While not necessarily a household name like other multinational conglomerates, United Technologies (NYSE:UTX) has been a longtime stalwart in the industry. The company recently announced solid second quarter earnings, and the stock is up an impressive 41 percent in the past year.
The stock is currently trading right around its 52-week high of $105.66. Will the company continue to surge upward? Let’s use our CHEAT SHEET investing analysis to decide whether United Technologies is an OUTPERFORM, WAIT AND SEE, or STAY AWAY.
C = Catalysts for the Stock’s Movement
United Technologies acquired Goodrich — which manufactures landing gear and engine casings for both commercial and industrial planes — last July for $16.4 billion. CEO Louis Chênevert believes the acquisition will improve the company’s position within the commercial aviation industry, which has experienced high growth in the last several years.
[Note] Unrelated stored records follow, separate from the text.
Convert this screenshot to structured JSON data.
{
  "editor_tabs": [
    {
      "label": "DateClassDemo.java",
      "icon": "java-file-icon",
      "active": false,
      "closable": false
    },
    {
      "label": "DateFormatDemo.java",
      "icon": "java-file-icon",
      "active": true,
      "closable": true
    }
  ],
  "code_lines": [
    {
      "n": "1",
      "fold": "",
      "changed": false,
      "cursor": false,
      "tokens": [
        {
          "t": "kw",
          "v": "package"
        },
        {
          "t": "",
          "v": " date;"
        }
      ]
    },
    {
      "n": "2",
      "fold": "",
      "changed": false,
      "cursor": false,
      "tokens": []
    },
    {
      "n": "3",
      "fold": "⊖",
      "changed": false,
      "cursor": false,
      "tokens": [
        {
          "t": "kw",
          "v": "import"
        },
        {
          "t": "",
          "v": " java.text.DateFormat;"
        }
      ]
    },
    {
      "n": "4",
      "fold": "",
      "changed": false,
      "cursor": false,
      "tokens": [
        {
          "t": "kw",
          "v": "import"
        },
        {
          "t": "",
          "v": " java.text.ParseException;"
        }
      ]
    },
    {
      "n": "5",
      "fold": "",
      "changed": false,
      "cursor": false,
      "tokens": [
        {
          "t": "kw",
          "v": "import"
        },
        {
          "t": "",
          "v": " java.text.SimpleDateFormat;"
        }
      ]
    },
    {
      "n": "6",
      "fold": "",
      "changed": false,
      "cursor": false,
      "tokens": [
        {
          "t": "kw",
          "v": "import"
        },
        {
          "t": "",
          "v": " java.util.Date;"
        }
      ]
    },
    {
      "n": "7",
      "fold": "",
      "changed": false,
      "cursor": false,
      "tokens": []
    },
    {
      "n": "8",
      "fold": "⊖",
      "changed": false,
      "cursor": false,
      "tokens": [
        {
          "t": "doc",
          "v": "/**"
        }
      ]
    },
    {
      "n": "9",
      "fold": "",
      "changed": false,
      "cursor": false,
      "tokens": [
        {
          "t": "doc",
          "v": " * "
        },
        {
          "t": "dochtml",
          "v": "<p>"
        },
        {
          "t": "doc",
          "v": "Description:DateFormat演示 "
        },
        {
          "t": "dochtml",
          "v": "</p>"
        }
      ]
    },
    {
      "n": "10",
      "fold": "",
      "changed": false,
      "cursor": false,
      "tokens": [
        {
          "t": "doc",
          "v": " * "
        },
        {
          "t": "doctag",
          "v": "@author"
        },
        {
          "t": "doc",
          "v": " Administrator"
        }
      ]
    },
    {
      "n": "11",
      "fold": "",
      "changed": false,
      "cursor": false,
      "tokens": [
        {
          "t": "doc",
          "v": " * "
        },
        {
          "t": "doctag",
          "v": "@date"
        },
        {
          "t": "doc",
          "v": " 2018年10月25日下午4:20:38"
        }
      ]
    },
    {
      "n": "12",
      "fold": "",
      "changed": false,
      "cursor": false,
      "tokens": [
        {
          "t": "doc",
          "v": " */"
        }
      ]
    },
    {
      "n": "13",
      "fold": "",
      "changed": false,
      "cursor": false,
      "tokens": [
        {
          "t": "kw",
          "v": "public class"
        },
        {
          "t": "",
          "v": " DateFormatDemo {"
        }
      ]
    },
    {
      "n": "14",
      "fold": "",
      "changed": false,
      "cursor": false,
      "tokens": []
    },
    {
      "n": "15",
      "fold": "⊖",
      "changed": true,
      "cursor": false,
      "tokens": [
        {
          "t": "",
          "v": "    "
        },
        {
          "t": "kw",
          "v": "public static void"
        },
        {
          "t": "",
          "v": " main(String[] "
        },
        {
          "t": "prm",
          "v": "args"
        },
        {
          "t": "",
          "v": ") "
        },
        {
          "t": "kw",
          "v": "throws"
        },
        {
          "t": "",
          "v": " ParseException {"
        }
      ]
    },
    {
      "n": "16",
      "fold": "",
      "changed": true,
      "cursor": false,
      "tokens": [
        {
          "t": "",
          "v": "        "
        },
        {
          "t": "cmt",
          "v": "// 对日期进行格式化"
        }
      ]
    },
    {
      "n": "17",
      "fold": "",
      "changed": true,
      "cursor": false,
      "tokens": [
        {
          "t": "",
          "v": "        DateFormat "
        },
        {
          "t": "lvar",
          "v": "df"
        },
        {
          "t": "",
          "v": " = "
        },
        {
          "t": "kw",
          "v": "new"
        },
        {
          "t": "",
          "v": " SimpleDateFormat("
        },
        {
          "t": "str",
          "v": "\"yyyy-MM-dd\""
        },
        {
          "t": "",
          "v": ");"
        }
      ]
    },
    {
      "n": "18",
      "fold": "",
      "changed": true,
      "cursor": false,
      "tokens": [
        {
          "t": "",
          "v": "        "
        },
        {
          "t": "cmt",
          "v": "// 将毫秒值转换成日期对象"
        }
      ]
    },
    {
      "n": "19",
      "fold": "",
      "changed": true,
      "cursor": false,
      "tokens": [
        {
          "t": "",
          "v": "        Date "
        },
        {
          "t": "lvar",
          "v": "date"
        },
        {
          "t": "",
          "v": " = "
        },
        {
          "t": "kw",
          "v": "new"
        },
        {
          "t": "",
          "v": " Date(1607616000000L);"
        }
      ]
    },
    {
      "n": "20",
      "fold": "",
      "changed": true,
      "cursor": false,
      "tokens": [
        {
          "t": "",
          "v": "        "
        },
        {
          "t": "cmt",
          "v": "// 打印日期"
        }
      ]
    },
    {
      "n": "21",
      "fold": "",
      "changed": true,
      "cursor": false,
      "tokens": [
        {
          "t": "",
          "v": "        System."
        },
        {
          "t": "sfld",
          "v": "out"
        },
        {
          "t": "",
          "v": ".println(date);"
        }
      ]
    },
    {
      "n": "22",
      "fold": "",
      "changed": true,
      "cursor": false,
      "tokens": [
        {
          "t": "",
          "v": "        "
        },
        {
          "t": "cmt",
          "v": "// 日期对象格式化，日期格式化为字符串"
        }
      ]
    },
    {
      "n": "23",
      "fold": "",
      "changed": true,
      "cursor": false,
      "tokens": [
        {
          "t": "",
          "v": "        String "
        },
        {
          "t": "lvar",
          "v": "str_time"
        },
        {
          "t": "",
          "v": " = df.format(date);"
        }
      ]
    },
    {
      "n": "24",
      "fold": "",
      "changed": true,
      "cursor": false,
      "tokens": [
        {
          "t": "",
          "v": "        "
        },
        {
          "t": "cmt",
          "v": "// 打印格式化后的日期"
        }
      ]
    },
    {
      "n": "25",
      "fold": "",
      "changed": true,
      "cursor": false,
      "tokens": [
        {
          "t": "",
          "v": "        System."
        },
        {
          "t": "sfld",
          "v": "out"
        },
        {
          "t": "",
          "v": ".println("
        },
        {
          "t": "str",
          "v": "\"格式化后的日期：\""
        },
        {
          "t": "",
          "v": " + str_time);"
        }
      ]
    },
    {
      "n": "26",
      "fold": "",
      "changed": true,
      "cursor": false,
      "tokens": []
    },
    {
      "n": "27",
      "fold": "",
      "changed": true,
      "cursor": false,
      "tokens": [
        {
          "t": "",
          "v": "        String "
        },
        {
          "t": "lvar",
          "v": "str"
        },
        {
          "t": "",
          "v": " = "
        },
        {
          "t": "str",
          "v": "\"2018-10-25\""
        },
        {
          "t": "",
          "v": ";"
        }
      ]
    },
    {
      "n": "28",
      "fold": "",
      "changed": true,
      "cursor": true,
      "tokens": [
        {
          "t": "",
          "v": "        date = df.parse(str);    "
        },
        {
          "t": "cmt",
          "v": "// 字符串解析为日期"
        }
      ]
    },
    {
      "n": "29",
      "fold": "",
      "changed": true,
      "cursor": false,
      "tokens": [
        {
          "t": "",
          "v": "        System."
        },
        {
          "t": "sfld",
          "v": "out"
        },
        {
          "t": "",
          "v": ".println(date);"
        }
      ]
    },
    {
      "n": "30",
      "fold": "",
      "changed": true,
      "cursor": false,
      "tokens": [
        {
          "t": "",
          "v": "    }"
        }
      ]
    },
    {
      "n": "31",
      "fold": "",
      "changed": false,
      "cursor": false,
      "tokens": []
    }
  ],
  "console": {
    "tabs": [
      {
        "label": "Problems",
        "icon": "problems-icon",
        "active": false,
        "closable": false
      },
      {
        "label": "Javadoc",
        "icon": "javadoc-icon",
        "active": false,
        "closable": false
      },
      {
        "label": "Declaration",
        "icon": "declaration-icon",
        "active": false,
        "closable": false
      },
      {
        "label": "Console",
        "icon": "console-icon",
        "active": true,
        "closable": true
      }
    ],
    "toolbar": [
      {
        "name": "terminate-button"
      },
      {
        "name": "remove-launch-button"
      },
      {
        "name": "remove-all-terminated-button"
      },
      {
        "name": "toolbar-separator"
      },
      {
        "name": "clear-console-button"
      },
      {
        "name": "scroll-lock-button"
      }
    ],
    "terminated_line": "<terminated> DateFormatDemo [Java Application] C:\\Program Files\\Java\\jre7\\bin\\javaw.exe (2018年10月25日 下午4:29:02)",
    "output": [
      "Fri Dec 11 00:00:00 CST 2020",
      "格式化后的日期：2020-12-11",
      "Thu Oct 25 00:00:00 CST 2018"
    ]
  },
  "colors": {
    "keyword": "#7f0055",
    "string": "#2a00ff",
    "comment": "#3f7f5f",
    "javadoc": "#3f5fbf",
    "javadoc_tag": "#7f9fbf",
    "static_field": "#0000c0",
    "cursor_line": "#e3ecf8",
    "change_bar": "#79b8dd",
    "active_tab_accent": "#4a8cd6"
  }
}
Pratt & Whitney — the engines division of United Technologies — has experienced a rise in orders as the airline industry looks to replace aging engines. Large commercial engine orders increased 15 percent during the quarter. Additionally, Pratt & Whitney is in the process of releasing a new energy-efficient ‘geared turbofan engine’ to help aircraft companies combat rising fuel costs. However, reduced military spending, as a result of sequestration measures, has offset some of the revenue growth in this division.
United Technologies’ Commercial Business division has carried the company for the last several years. This unit includes the Otis Elevator Company and heating, ventilation, and air conditioning operations (HVAC). Strong revenue growth in the second quarter from Otis boosted the aggregate top line. North American orders for the quarter increased 29 percent on a year-over-year basis, while sales to China increased an impressive 39 percent.
In addition, North American HVAC sales increased 17 percent for the quarter, thanks to an improving domestic housing market. However, Global HVAC sales decreased 2 percent. United Technologies’ Commercial Business division should continue to grow in the coming quarters, as new housing starts persist in the present low interest rate environment.
E = Earnings are Increasing Year-over-year
United Technologies pleasantly surprised investors last week, with a better than expected earnings announcement. The machinery conglomerate reported quarterly earnings per share of $1.71 and revenues of $16 billion, up 17 percent and 16 percent, respectively, from the same quarter of last year.
In addition, the company reported strong operating cash flows of $3,348 for the quarter — a $322 million increase. The company is currently undertaking a large-scale restructuring program, which will cost around $450 million. However, it estimates savings from the restructuring to be around $555 million for the next two years. United Technologies raised their 2013 full-year guidance to meet analysts’ expectations.
|2013 Q2||2013 Q1||2012 Q4||2012 Q3||2012 Q2|
|EPS Growth YoY||16.33%||286.1%||53.44%||6.12%||1.38%|
|Revenue Growth YoY||15.93%||15.97%||14.37%||5.67%||-4.58%|
*Data sourced from YCharts
E = Excellent Performance Relative to Peers?
United Technologies appears to be a value alongside two of its biggest competitors, General Electric (NYSE:GE) and Honeywell (NYSE:HON). The stock is currently trading at a trailing price to equity ratio of 15.21 — lower than that of its competitors, the industry, and the S&P 500 — implying that it is cheap relative to its earnings.
Additionally, while its 2 percent dividend yield lags behind GE, the company has increased its dividend in each of the past eight years and hasn’t missed a payment in the last 18 years. United Technologies also has a respectable debt to equity ratio of 0.76. The company may become less leveraged as it reduces its debt load from the Goodrich acquisition.
*Data sourced from Yahoo! Finance
United Technologies is a strong value in the machinery conglomerates sector, with a price to earnings ratio of 15.21. The company has been able to successfully integrate Goodrich, and should realize synergies from the acquisition over the coming quarters, especially if the commercial aviation industry continues to grow at a healthy rate. The company could experience some fallout if interest rates rise and the construction industry slows.
Additionally, it has a high exposure to foreign exchange movements, due to its international operations. However, these risks are largely cyclical, and should not significantly impact the company over the long term. If you are looking for a low risk play in commercial machinery and aerospace manufacturing, United Technologies is an OUTPERFORM.